Warning! Assembly Required! - Solving my first CTF challenge
Published September 01, 2025
Doing something is often the best way to improve at it. This is no different for cybersecurity. Knowledge can not become understanding without application. One of the best ways to apply cybersecurity knowledge is to participate in a capture the flag (CTF) event. CTFs are competitions where teams compete to solve as many cybersecurity challenges as possible. These challenges cover various skills and topics such as reverse engineering, cryptography, forensics, web exploiting, and more. After solving a challenge, you submit a "flag" used to claim points. I did not expect to be high on the leaderboard, I just wanted to experience what a CTF was actually like, learn more about computers, and gain some new skills.
The Challenge
I went with a reverse engineering challenge, something I had never done before. The challenge provided a file, which I found, after running the file command on it, to be:
- Non-stripped, meaning the executable contains debugging information generated by the compiler, which connects binary code to its equivalent source allowing for easier debugging. This information includes symbol names, line numbers, data types, etc.
- Dynamically linked, meaning the executable relies on shared operating system libraries loaded at runtime instead of link time1. Thus, the code for these libraries is not included in the executable as it is provided by the operating system.
- Compiled for x86-64, which is the instruction set architecture2 the executable is meant to run on.
- An ELF file, short for Executable and Linkable Format, which is the executable file format used on Linux systems.
Based on the last two characteristics, the program conforms to the System V ABI, which defines how programs interact with each other and the operating system at the machine level.

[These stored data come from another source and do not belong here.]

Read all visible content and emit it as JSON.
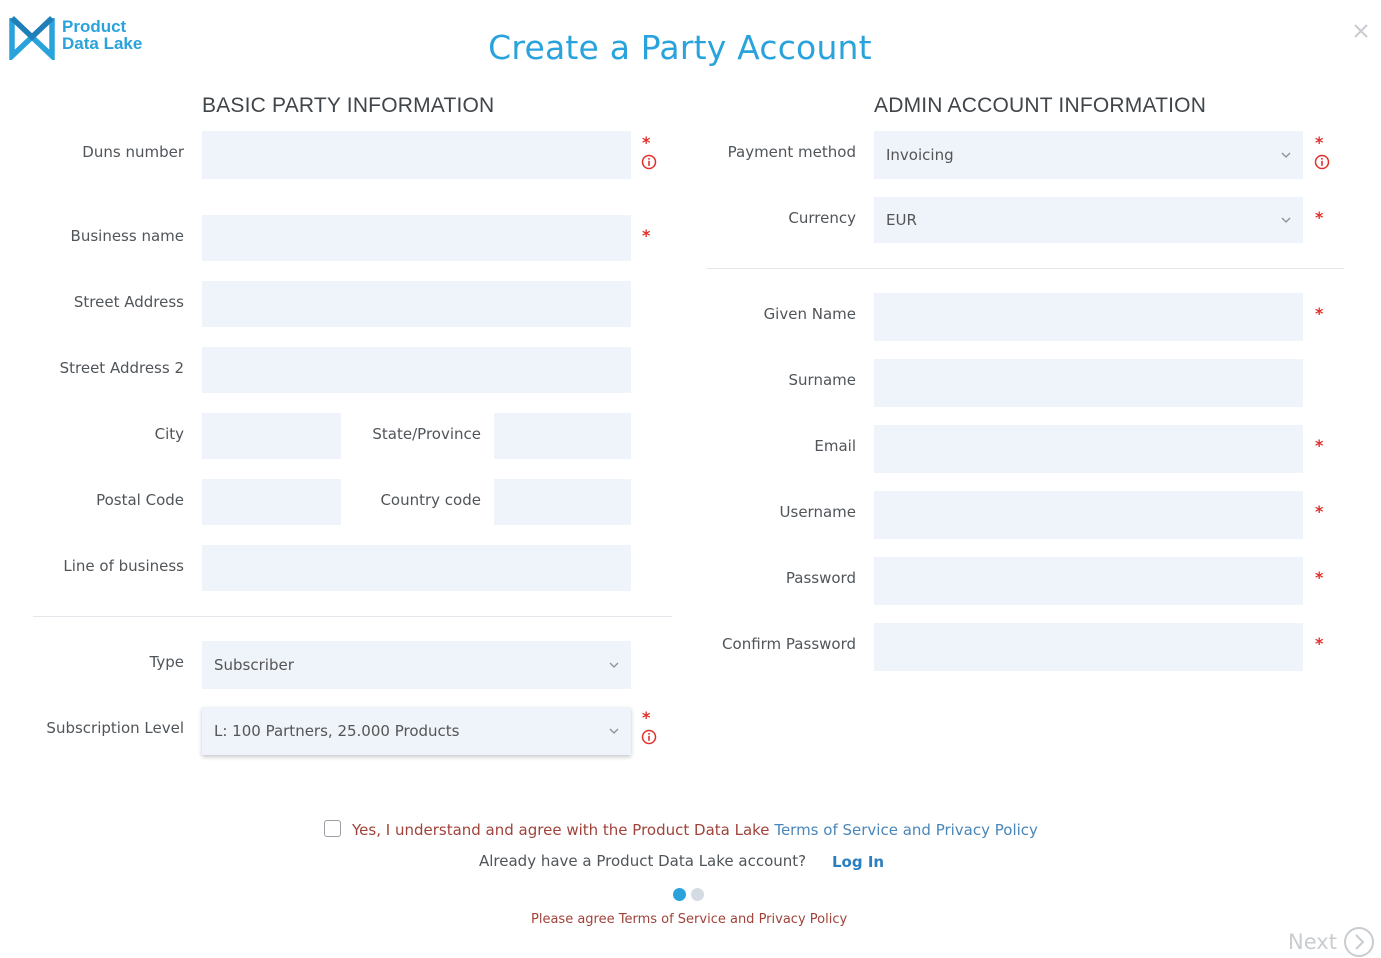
{
  "brand": {
    "line1": "Product",
    "line2": "Data Lake",
    "color": "#2aa3dc"
  },
  "page_title": "Create a Party Account",
  "close_icon": "close-icon",
  "basic": {
    "heading": "BASIC PARTY INFORMATION",
    "duns_label": "Duns number",
    "duns_value": "",
    "business_label": "Business name",
    "business_value": "",
    "street_label": "Street Address",
    "street_value": "",
    "street2_label": "Street Address 2",
    "street2_value": "",
    "city_label": "City",
    "city_value": "",
    "state_label": "State/Province",
    "state_value": "",
    "postal_label": "Postal Code",
    "postal_value": "",
    "country_label": "Country code",
    "country_value": "",
    "lob_label": "Line of business",
    "lob_value": "",
    "type_label": "Type",
    "type_value": "Subscriber",
    "sub_label": "Subscription Level",
    "sub_value": "L: 100 Partners, 25.000 Products"
  },
  "admin": {
    "heading": "ADMIN ACCOUNT INFORMATION",
    "payment_label": "Payment method",
    "payment_value": "Invoicing",
    "currency_label": "Currency",
    "currency_value": "EUR",
    "given_label": "Given Name",
    "given_value": "",
    "surname_label": "Surname",
    "surname_value": "",
    "email_label": "Email",
    "email_value": "",
    "username_label": "Username",
    "username_value": "",
    "password_label": "Password",
    "password_value": "",
    "confirm_label": "Confirm Password",
    "confirm_value": ""
  },
  "required_mark": "*",
  "footer": {
    "agree_text": "Yes, I understand and agree with the Product Data Lake",
    "terms_link": "Terms of Service and Privacy Policy",
    "already_text": "Already have a Product Data Lake account?",
    "login_link": "Log In",
    "warning": "Please agree Terms of Service and Privacy Policy",
    "next_label": "Next",
    "agree_checked": false
  },
  "colors": {
    "accent": "#2aa3dc",
    "required": "#e0302b",
    "field_bg": "#eff3fa",
    "warning": "#a0433a",
    "link": "#2a7fc0"
  }
}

Many Unix-based systems, such as Linux, conform to the System V ABI.
Analyzing the disassembly
I first thought to run the executable to see what it did; it simply asked me to input a username and password, which I of course did not know, and then outputted "Invalid credentials". Since I only had an executable, I had no high-level source code, in a language such as C, to read; instead, I had to read assembly. Linux has a handy command named objdump that can disassemble a binary file; all of a binary file can be disassembled with the -D option. I then searched for the main function, which is the entry point of the program. Let's walk through the important parts of the disassembly3.

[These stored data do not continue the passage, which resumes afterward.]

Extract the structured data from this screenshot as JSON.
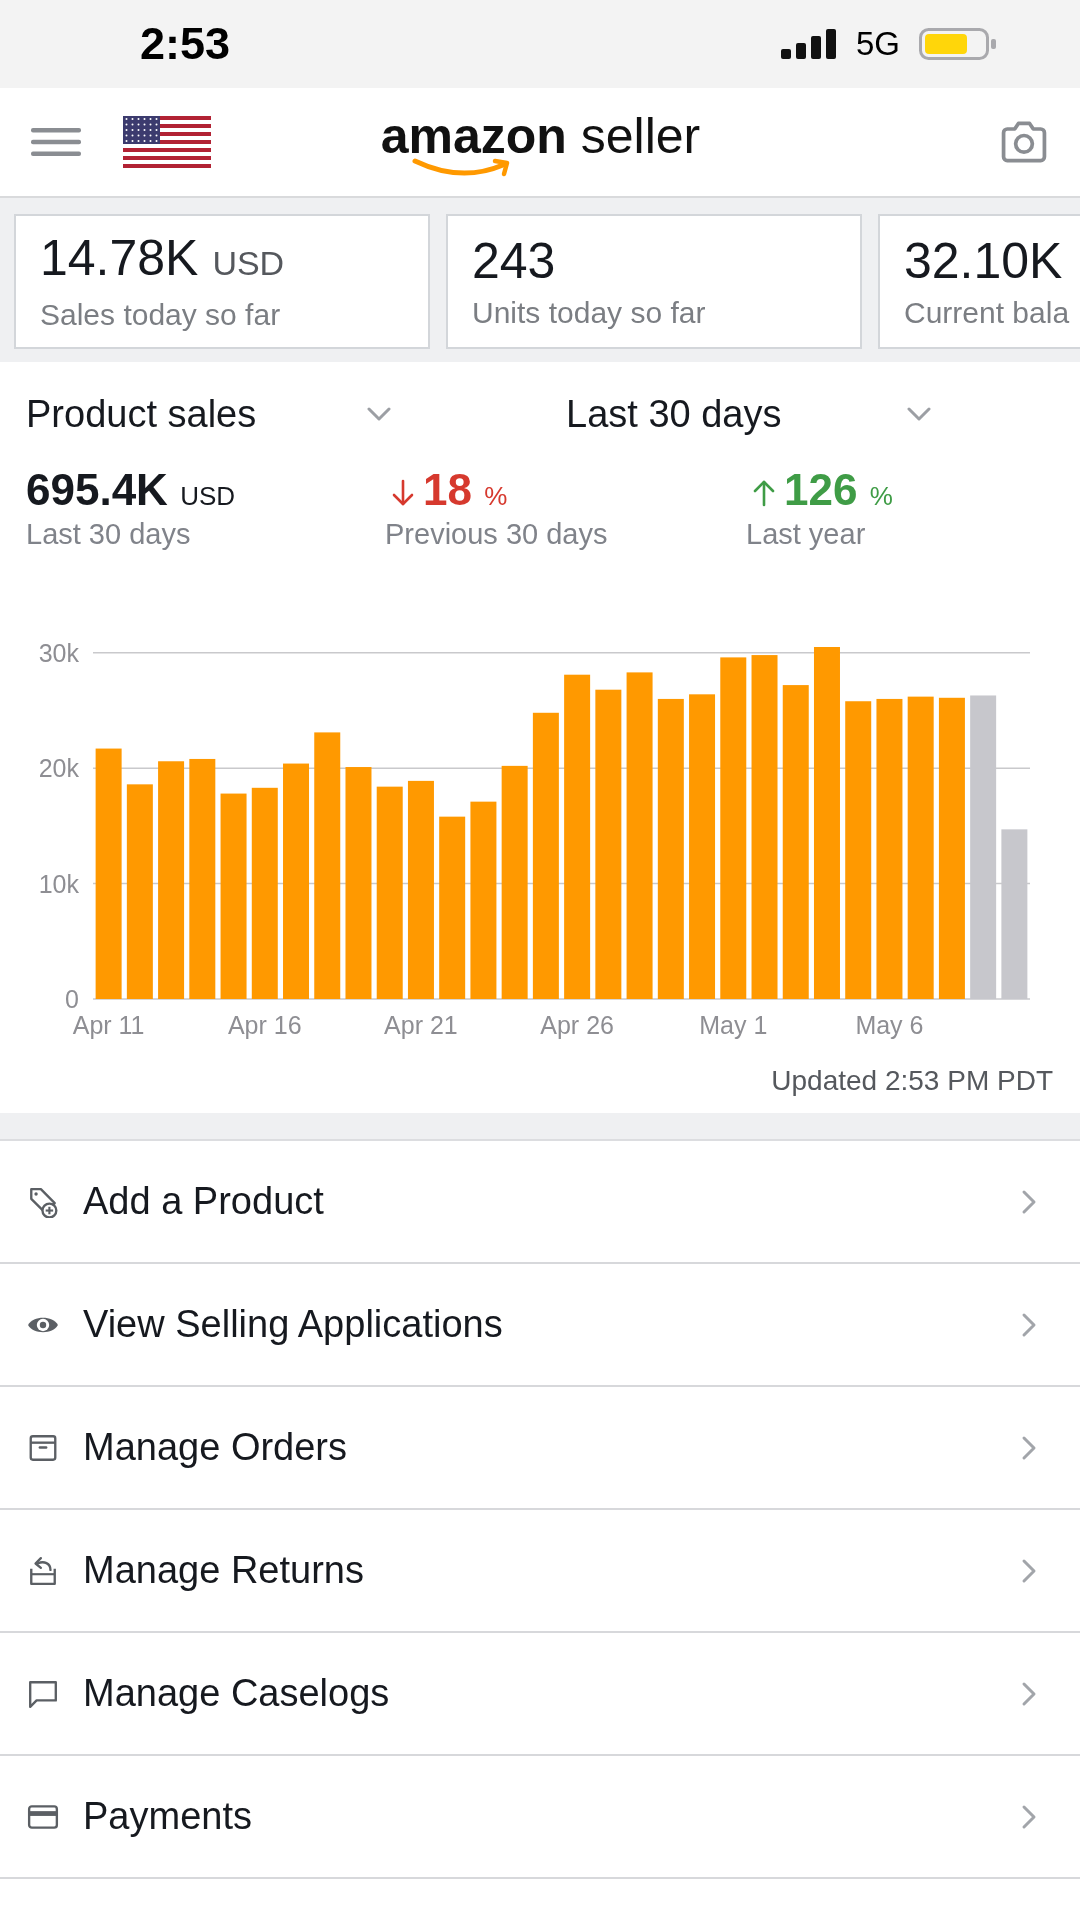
{
  "status_bar": {
    "time": "2:53",
    "network": "5G"
  },
  "header": {
    "logo": "**amazon** seller"
  },
  "summary_cards": [
    {
      "value": "14.78K",
      "unit": "USD",
      "label": "Sales today so far"
    },
    {
      "value": "243",
      "label": "Units today so far"
    },
    {
      "value": "32.10K",
      "label": "Current bala"
    }
  ],
  "filters": [
    {
      "label": "Product sales"
    },
    {
      "label": "Last 30 days"
    }
  ],
  "stats": [
    {
      "kind": "total",
      "value": "695.4K",
      "unit": "USD",
      "label": "Last 30 days"
    },
    {
      "kind": "decrease",
      "value": "18",
      "unit": "%",
      "label": "Previous 30 days"
    },
    {
      "kind": "increase",
      "value": "126",
      "unit": "%",
      "label": "Last year"
    }
  ],
  "chart": {
    "chart_data": {
      "type": "bar",
      "categories": [
        "Apr 11",
        null,
        null,
        null,
        null,
        "Apr 16",
        null,
        null,
        null,
        null,
        "Apr 21",
        null,
        null,
        null,
        null,
        "Apr 26",
        null,
        null,
        null,
        null,
        "May 1",
        null,
        null,
        null,
        null,
        "May 6",
        null,
        null,
        null,
        null
      ],
      "series": [
        {
          "color": "#ff9900",
          "values": [
            21700,
            18600,
            20600,
            20800,
            17800,
            18300,
            20400,
            23100,
            20100,
            18400,
            18900,
            15800,
            17100,
            20200,
            24800,
            28100,
            26800,
            28300,
            26000,
            26400,
            29600,
            29800,
            27200,
            30500,
            25800,
            26000,
            26200,
            26100,
            null,
            null
          ]
        },
        {
          "color": "#c7c7cc",
          "values": [
            null,
            null,
            null,
            null,
            null,
            null,
            null,
            null,
            null,
            null,
            null,
            null,
            null,
            null,
            null,
            null,
            null,
            null,
            null,
            null,
            null,
            null,
            null,
            null,
            null,
            null,
            null,
            null,
            26300,
            14700
          ]
        }
      ],
      "stacked": true,
      "grid": true,
      "ylim": [
        0,
        30500
      ],
      "yticks": [
        0,
        {
          "value": 10000,
          "label": "10k"
        },
        {
          "value": 20000,
          "label": "20k"
        },
        {
          "value": 30000,
          "label": "30k"
        }
      ]
    },
    "updated": "Updated 2:53 PM PDT"
  },
  "menu": [
    {
      "label": "Add a Product"
    },
    {
      "label": "View Selling Applications"
    },
    {
      "label": "Manage Orders"
    },
    {
      "label": "Manage Returns"
    },
    {
      "label": "Manage Caselogs"
    },
    {
      "label": "Payments"
    }
  ]
}
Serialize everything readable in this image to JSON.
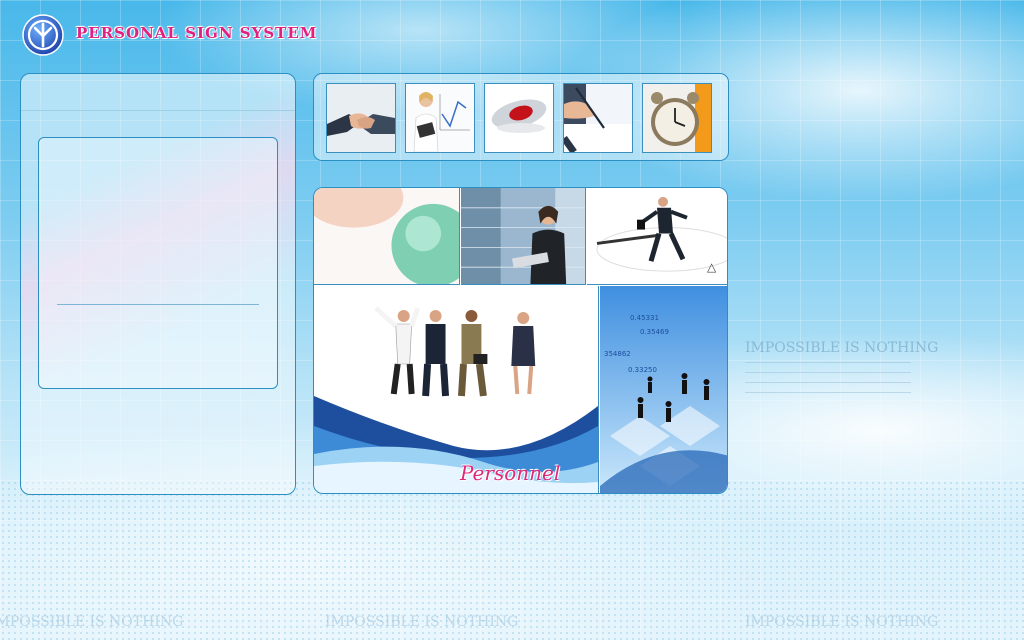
{
  "header": {
    "title": "PERSONAL SIGN SYSTEM",
    "logo_icon": "round-emblem-icon"
  },
  "colors": {
    "brand_pink": "#e2207f",
    "panel_border": "#2b8fc2",
    "sky_blue": "#48b8ea"
  },
  "thumbnails": [
    {
      "name": "handshake",
      "icon": "handshake-icon"
    },
    {
      "name": "presenter",
      "icon": "presenter-chart-icon"
    },
    {
      "name": "mouse",
      "icon": "computer-mouse-icon"
    },
    {
      "name": "signing",
      "icon": "pen-signing-icon"
    },
    {
      "name": "clock",
      "icon": "alarm-clock-icon"
    }
  ],
  "collage": {
    "banner_text": "Personnel"
  },
  "background": {
    "slogan": "IMPOSSIBLE IS NOTHING"
  }
}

The disassembly starts with the function prelude, which is responsible for setting up stack space for main:
push rbp
mov rbp,rsp
sub rsp,0x40
A stack is a common data structure used in computing. Think of it precisely as a stack of books: new books go on top and the top book is the first to be removed4. In computer architecture, the stack keeps track of the state of executing functions in a stack frame. This stack frame contains data such as local variables and the return address, which is where the CPU should continue executing after the function returns. In x86, the stack grows downward, starting at higher addresses; so, the top of the stack is at a lower address than the bottom. x86 contains two special registers for the stack: rsp, the stack pointer which points to the top of the stack; and rbp, which points to the bottom of the current stack frame. Let's walk through the assembly:
push rbpplace the value ofrbpon the top of the stack. At the time this instruction is executed,rbppoints to the base of the caller's stack frame. Functions being called, dubbed the callee, must saverbpso the proper value can be restored when it returns.mov rbp,rspmoves the value of the stack pointer into the base pointer.rsppoints to the top of the caller's stack frame. This same boundary is the base of the callee's stack frame.sub rsp,0x40makes space on the stack, precisely 64 bytes.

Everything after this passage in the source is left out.